When that time had arrived, they showed that, hidden under their ferocious exterior, lay a deep and systematic mind, capable of great thoughts and profound designs. Already in their own rude country they had organized commerce on an extensive scale, and their harbors teemed with richly-laden ships, coming from far distances or preparing to start on long voyages. They had become a great colonizing race, and, after establishing their sway in the Hebrides, the Orkneys, the Faroe Islands, Iceland, and Greenland, they made England their own, first by the Jute and Anglo-Saxon tribes, then by the arms of Denmark, which was at that time so powerful that England actually became a colony of Copenhagen; and finally they thought of extending their conquests farther south to the Mediterranean Sea, where their ships rode at anchor in the harbors of fair Sicily.
We know, from many chronicles written at the time, with what care they surveyed all the countries they occupied, confiscating the land after having destroyed or reduced its inhabitants to slavery; dividing it among themselves and establishing their barbarous laws and feudal customs wherever they went. Dudo of St. Quentin, among other writers, describes at length in his rude poem the army of surveyors intrusted by Rollo, the first Duke of Normandy, with the care of drawing up a map of their conquests in France, for the purpose of dividing the whole among his rough followers and vassals.
Of this spirit of organization we intend to speak in the next chapter, when we come to consider the Anglo-Norman invasion of Ireland; but we are not to conclude that the Northmen became straightway civilized, and that the spirit of refinement at once shed its mild manners and gentle habits over their newly- constructed towns and castles. For a long time they remained as barbarous as ever, with only a system more perfect and a method more scientific—if we may apply such expressions to the case— in their plunderings and murderous expeditions.

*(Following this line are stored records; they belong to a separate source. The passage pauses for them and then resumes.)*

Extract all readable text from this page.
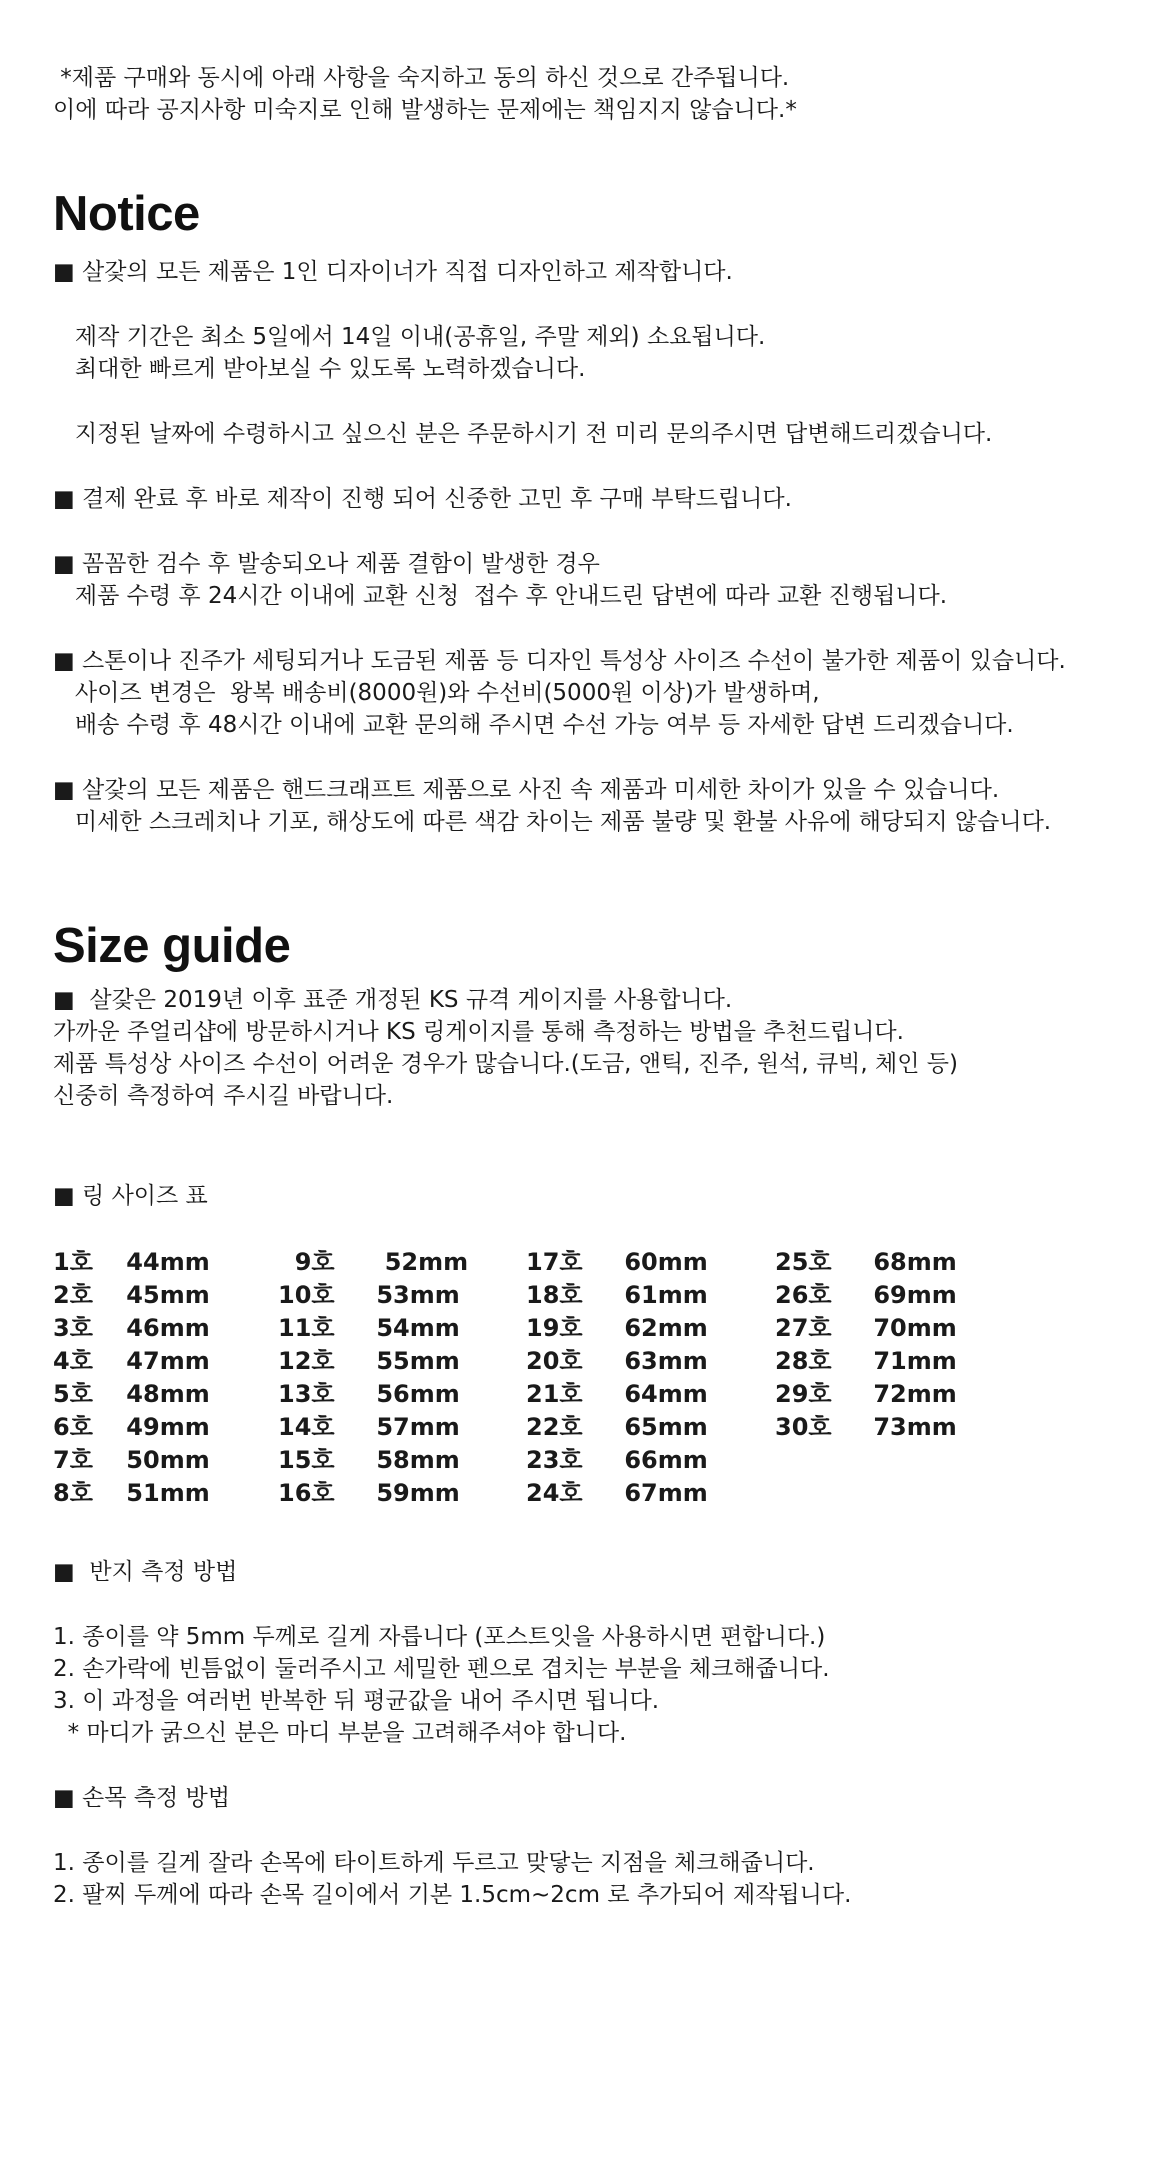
*제품 구매와 동시에 아래 사항을 숙지하고 동의 하신 것으로 간주됩니다.
이에 따라 공지사항 미숙지로 인해 발생하는 문제에는 책임지지 않습니다.*
Notice
■ 살갗의 모든 제품은 1인 디자이너가 직접 디자인하고 제작합니다.
제작 기간은 최소 5일에서 14일 이내(공휴일, 주말 제외) 소요됩니다.
최대한 빠르게 받아보실 수 있도록 노력하겠습니다.
지정된 날짜에 수령하시고 싶으신 분은 주문하시기 전 미리 문의주시면 답변해드리겠습니다.
■ 결제 완료 후 바로 제작이 진행 되어 신중한 고민 후 구매 부탁드립니다.
■ 꼼꼼한 검수 후 발송되오나 제품 결함이 발생한 경우
제품 수령 후 24시간 이내에 교환 신청  접수 후 안내드린 답변에 따라 교환 진행됩니다.
■ 스톤이나 진주가 세팅되거나 도금된 제품 등 디자인 특성상 사이즈 수선이 불가한 제품이 있습니다.
사이즈 변경은  왕복 배송비(8000원)와 수선비(5000원 이상)가 발생하며,
배송 수령 후 48시간 이내에 교환 문의해 주시면 수선 가능 여부 등 자세한 답변 드리겠습니다.
■ 살갗의 모든 제품은 핸드크래프트 제품으로 사진 속 제품과 미세한 차이가 있을 수 있습니다.
미세한 스크레치나 기포, 해상도에 따른 색감 차이는 제품 불량 및 환불 사유에 해당되지 않습니다.
Size guide
■  살갗은 2019년 이후 표준 개정된 KS 규격 게이지를 사용합니다.
가까운 주얼리샵에 방문하시거나 KS 링게이지를 통해 측정하는 방법을 추천드립니다.
제품 특성상 사이즈 수선이 어려운 경우가 많습니다.(도금, 앤틱, 진주, 원석, 큐빅, 체인 등)
신중히 측정하여 주시길 바랍니다.
■ 링 사이즈 표
1호    44mm
2호    45mm
3호    46mm
4호    47mm
5호    48mm
6호    49mm
7호    50mm
8호    51mm
9호      52mm
10호     53mm
11호     54mm
12호     55mm
13호     56mm
14호     57mm
15호     58mm
16호     59mm
17호     60mm
18호     61mm
19호     62mm
20호     63mm
21호     64mm
22호     65mm
23호     66mm
24호     67mm
25호     68mm
26호     69mm
27호     70mm
28호     71mm
29호     72mm
30호     73mm
■  반지 측정 방법
1. 종이를 약 5mm 두께로 길게 자릅니다 (포스트잇을 사용하시면 편합니다.)
2. 손가락에 빈틈없이 둘러주시고 세밀한 펜으로 겹치는 부분을 체크해줍니다.
3. 이 과정을 여러번 반복한 뒤 평균값을 내어 주시면 됩니다.
* 마디가 굵으신 분은 마디 부분을 고려해주셔야 합니다.
■ 손목 측정 방법
1. 종이를 길게 잘라 손목에 타이트하게 두르고 맞닿는 지점을 체크해줍니다.
2. 팔찌 두께에 따라 손목 길이에서 기본 1.5cm~2cm 로 추가되어 제작됩니다.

Of Hastings, their last pagan sea-kong, Dudo, the great admirer of Northmen and the sycophant of the first Norman dukes in France, has left the following terrible character, on reading which in full we scarcely know whether the poem was written in reproach or praise. We translate from the Latin
According to Dudo, he was—
"A wretch accursed and fierce of heart,
Unmatched in dark iniquities;
A scowling pest of deadly hate,
He throve on savage cruelties.
Blood-thirsty, stained with every crime,
An artful, cunning, deadly foe,
Lawless, vaunting, rash, inconstant,
True well-spring of unending woe!"
Hastings never yielded to the new religion, which he always hated and persecuted. But, even after their conversion to Christianity, his countrymen for a long time retained their inborn love of bloodshed and tyranny; they were in this respect, as in many others, the very reverse of the Irish.

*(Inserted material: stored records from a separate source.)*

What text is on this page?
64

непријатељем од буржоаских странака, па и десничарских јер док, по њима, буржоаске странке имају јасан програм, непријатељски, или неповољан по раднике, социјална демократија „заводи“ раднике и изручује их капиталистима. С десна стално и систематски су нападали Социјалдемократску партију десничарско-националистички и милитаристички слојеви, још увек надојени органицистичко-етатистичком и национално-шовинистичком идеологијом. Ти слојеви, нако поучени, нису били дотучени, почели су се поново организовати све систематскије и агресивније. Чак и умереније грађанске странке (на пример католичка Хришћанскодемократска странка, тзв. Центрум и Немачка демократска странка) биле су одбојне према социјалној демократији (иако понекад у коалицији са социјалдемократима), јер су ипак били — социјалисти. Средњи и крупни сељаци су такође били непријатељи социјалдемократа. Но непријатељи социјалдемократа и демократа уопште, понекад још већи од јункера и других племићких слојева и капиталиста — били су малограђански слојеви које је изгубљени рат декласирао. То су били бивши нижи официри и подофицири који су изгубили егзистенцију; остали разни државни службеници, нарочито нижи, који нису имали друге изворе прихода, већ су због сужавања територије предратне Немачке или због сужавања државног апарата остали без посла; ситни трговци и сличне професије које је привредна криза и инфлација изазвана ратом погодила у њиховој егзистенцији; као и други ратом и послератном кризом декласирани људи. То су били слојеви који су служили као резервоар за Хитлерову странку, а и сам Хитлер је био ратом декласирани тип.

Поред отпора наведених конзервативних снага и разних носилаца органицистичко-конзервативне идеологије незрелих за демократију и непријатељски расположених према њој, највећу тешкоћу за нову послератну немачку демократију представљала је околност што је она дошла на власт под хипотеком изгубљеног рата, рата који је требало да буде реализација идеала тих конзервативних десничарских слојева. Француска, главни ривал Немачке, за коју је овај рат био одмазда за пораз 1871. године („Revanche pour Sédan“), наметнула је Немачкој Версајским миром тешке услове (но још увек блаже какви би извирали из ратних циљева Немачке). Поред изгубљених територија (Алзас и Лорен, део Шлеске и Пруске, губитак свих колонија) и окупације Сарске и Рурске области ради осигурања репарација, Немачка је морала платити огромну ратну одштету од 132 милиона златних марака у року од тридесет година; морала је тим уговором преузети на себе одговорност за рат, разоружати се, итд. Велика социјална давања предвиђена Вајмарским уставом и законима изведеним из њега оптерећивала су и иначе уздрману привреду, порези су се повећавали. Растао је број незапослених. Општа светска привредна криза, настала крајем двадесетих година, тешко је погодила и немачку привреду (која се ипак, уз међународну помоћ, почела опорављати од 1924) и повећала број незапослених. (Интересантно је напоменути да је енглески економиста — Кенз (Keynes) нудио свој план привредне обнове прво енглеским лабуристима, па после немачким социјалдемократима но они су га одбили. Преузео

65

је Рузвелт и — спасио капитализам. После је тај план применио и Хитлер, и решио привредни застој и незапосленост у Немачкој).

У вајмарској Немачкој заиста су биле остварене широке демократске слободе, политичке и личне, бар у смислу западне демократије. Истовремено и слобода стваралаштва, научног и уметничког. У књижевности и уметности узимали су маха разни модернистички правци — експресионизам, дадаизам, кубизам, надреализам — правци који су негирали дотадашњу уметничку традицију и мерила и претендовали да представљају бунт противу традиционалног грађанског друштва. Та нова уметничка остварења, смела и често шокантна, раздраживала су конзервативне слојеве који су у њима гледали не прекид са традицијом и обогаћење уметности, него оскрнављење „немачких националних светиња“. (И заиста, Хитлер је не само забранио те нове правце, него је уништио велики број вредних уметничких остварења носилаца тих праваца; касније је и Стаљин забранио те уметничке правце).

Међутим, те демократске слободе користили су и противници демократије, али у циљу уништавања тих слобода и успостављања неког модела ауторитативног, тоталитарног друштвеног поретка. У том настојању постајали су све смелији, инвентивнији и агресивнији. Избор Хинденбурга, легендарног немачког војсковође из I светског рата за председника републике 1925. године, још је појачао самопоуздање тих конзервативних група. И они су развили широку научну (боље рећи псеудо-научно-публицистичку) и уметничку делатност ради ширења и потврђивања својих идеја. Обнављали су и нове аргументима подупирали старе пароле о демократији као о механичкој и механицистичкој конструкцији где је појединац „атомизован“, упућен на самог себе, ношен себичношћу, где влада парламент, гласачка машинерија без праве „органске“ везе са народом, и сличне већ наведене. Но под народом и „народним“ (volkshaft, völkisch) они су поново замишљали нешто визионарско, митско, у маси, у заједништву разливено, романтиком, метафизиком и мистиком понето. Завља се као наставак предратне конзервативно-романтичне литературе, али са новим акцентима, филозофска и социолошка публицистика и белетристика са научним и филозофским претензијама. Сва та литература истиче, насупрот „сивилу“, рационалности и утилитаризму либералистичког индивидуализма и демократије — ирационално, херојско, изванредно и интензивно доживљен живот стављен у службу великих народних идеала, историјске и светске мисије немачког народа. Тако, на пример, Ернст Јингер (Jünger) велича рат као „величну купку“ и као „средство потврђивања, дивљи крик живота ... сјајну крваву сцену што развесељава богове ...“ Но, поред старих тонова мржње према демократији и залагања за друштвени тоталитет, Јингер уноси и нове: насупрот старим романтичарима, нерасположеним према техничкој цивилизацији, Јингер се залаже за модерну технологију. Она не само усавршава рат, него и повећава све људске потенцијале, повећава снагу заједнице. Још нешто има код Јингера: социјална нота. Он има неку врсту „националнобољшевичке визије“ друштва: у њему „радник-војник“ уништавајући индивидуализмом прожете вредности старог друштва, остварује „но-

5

Of Rollo, the first Christian Duke of Normandy, Adhemar, a contemporary writer, says:
"On becoming Christian, he caused many captives to be beheaded in his presence, in honor of the gods whom he had worshipped. And he also distributed a vast amount of money to the Christian churches in honor of the true God in whose name he had received baptism;" which would seem to imply that this transaction occurred on the very day of his baptism.